Een andere belangrijke kwestie die begon als een kwestie van nationale strategie overschreed uiteindelijk de grens om ook politiek te worden. Dat was de kwestie van slavernij en emancipatie. Tijdens het eerste oorlogsjaar was het een van Lincolns topprioriteiten om de Unionisten van de grensstaten en de anti-abolicitionistische Democraten van het Noorden in zijn oorlogscoalitie te houden. Hij vreesde, met reden, dat de balans in drie aangrenzende slavenstaten zou doorslaan naar de Confederatie als zijn regering voorbarig de emancipatie zou doorvoeren. Toen generaal John C. Frémont een militair bevel uitvaardigde om de slaven van aanhangers van de confederatie in Missouri vrij te laten, herriep Lincoln dit om de verontwaardiging van de grensstaten en de noordelijke democraten te onderdrukken. Lincoln was van mening dat het handhaven van het bevel van Frémont “onze zuidelijke unievrienden zou alarmeren en hen tegen ons zou opzetten – en misschien ons redelijk vooruitzicht op Kentucky zou ruïneren. Ik denk dat het verliezen van Kentucky bijna hetzelfde is als het verliezen van het hele spel. Als Kentucky weg is, kunnen we Missouri niet houden, noch Maryland. Deze zijn allemaal tegen ons, en de klus die we moeten klaren is te groot voor ons. We zouden net zo goed kunnen instemmen met een scheiding, inclusief de overgave van deze hoofdstad.”

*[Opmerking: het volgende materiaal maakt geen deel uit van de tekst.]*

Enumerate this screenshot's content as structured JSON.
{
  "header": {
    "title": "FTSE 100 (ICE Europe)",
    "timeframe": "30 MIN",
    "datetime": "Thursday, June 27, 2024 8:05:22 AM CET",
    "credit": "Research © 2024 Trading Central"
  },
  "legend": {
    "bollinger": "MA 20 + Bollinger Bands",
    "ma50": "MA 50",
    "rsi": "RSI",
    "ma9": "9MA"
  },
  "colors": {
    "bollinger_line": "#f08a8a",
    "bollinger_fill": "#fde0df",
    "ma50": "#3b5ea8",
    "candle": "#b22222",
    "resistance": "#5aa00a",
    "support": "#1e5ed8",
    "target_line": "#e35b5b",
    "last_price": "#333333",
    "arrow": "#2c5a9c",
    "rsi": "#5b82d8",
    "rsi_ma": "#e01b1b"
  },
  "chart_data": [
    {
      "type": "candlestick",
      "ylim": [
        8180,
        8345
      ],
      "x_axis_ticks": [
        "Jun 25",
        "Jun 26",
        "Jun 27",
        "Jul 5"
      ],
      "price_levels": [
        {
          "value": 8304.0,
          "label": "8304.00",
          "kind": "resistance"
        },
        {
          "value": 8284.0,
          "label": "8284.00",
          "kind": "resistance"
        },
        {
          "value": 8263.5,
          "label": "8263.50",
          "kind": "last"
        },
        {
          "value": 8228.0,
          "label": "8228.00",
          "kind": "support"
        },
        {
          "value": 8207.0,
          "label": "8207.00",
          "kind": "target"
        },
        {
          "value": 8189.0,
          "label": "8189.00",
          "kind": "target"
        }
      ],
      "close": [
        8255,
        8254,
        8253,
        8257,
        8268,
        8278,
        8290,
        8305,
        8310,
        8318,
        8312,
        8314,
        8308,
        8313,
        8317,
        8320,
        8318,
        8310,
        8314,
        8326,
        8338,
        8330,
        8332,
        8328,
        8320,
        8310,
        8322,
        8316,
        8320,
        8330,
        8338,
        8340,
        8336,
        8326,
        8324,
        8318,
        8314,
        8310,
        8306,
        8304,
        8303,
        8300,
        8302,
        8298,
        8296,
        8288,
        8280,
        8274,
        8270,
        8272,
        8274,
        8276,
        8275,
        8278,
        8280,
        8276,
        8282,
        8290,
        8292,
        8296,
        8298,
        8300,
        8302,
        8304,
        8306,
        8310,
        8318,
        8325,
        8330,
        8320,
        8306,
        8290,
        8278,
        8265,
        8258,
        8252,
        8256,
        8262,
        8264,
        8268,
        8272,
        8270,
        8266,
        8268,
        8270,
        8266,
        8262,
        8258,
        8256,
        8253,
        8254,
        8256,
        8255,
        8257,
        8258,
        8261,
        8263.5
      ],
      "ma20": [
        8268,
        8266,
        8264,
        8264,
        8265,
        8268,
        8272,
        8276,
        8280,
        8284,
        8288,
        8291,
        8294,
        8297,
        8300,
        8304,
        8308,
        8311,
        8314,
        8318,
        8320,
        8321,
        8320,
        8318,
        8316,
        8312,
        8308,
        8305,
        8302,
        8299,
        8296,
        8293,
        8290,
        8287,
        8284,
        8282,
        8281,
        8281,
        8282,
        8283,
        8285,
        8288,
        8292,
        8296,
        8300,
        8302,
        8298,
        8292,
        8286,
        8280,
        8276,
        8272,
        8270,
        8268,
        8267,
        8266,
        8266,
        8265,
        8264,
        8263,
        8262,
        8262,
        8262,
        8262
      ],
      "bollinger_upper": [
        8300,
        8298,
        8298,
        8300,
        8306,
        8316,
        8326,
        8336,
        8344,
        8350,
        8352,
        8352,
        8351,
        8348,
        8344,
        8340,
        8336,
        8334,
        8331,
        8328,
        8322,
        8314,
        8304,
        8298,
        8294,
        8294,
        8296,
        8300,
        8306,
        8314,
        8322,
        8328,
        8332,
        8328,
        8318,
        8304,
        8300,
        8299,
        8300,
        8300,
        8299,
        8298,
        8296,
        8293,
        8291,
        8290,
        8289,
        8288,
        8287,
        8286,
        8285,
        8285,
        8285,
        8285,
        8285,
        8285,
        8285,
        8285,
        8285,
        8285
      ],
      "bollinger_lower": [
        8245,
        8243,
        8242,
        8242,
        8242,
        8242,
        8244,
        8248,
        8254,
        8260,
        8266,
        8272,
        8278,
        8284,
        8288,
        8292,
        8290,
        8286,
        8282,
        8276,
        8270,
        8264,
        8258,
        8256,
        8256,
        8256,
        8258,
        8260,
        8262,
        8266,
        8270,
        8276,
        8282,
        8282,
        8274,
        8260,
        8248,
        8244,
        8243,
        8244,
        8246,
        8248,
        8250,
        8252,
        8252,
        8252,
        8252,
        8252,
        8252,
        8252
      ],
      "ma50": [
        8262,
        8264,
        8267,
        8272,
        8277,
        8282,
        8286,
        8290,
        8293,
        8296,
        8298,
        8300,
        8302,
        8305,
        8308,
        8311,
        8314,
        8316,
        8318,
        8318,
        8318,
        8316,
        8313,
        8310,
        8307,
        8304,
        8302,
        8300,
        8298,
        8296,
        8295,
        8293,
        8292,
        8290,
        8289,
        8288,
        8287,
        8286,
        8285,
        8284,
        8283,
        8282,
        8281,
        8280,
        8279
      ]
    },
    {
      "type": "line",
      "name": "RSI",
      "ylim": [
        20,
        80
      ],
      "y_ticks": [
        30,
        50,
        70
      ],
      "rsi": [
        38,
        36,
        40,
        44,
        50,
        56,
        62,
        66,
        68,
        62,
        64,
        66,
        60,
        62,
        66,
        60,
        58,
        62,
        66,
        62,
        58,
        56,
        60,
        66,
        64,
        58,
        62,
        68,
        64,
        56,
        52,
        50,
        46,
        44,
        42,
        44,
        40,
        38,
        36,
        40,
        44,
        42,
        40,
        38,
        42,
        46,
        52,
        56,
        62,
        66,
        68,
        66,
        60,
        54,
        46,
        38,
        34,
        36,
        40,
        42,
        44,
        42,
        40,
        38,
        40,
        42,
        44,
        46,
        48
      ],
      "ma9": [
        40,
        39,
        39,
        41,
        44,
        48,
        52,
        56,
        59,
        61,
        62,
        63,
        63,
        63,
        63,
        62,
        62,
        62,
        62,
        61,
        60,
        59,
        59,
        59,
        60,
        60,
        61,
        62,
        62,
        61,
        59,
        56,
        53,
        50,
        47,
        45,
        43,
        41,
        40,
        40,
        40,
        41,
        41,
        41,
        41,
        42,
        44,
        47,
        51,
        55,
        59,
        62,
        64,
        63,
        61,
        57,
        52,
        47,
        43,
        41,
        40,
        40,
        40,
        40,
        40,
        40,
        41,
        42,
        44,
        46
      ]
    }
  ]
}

In de volgende negen maanden verschoof de koers van de nationale strategie echter van het verzoenen van de grensstaten en de anti-emancipatie Democraten. De anti-slavernij Republikeinse achterban werd luider en veeleisender. Het argument dat de slavernij de oorlog had veroorzaakt en dat hereniging met de slavernij alleen maar de kiem van een nieuwe oorlog zou leggen, werd steeds nadrukkelijker. Het bewijs dat slavenarbeid de economie van de Confederatie en de logistiek van de legers in stand hield, werd sterker. Tegenoffensieven van Zuidelijke legers in de zomer van 1862 deden veel van de winst die de Unie in de winter en lente had geboekt teniet. Veel noorderlingen, waaronder Lincoln, raakten ervan overtuigd dat moediger stappen noodzakelijk waren. Om de oorlog te winnen van een vijand die vocht voor en ondersteund werd door slavernij, moest het Noorden de slavernij aanpakken.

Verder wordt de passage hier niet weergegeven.